Baltimore: US medical professionals successfully insert pig heart into patients – knowledge

A transplant team in the USA claims to have connected a genetically modified pig heart to a human patient for the first time. The organ was used in a 57-year-old man with life-threatening heart disease on Friday in a clinic in Baltimore, Maryland, the hospital said.

According to the US media, the operation lasted eight hours, the transplanted heart has since started work and the patient is fine. “This organ transplant shows for the first time that a genetically modified animal heart can function like a human heart without the body rejecting it immediately,” said the University of Maryland Medical Center.

The patient – who was classified as unsuitable for a human donor heart – will continue to be closely monitored over the coming weeks. “This was a breakthrough operation and brings us one step closer to resolving the shortage of organs,” executive doctor Bartley Griffith was quoted as saying. The patient said it was a life or death decision, according to the statement: “I know it’s a shot in the dark, but it’s my last chance”. He is looking forward to recovering and getting out of bed again.

The history of xenografts is long and marked by rainfall

The high-profile transplant could provide hope for thousands of people in the United States alone who depend on donor organs. For some time now, scientists have been trying to breed organs in pigs that can be used by humans – in addition to hearts, also kidneys or lungs. With the medical breakthrough that has now been reported, however, many questions remain unanswered, especially those about the organ’s longevity. In addition, the findings have not yet been published in any specialist magazine.

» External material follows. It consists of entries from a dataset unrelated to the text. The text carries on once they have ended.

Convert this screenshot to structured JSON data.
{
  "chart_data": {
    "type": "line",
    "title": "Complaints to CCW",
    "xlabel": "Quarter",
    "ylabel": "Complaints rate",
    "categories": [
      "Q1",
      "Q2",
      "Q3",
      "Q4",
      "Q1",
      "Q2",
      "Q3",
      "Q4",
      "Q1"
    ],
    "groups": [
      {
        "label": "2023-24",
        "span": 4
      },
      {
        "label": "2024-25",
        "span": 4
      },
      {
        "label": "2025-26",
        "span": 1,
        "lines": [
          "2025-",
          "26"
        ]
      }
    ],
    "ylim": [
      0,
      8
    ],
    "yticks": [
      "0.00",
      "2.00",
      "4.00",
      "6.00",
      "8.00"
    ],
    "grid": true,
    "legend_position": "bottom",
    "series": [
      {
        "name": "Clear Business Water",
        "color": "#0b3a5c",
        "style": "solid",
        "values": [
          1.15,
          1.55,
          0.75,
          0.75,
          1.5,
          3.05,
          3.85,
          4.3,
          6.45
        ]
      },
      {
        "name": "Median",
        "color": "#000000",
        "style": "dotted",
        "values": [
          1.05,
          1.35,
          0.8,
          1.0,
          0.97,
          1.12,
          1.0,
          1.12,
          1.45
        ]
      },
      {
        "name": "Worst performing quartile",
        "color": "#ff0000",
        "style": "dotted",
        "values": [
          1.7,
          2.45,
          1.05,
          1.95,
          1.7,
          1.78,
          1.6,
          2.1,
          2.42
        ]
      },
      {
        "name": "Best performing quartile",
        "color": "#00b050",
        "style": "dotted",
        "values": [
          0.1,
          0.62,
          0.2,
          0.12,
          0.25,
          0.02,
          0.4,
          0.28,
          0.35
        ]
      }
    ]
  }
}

In October it became known that doctors in New York had connected a pig kidney to a brain-dead person for more than two days. The organ was connected to the bloodstream outside the body for 54 hours and started to work there “almost immediately” and to form the metabolic product creatinine. At that time, experts spoke of a “further step” in the field of xenotransplantation, i.e. the transfer of cells or organs from one species to another.

The history of the development of xenografts is long and marked by rainfall. The case of Baby Fae, who received a baboon heart in California in 1984, was particularly spectacular. It died three weeks after the operation.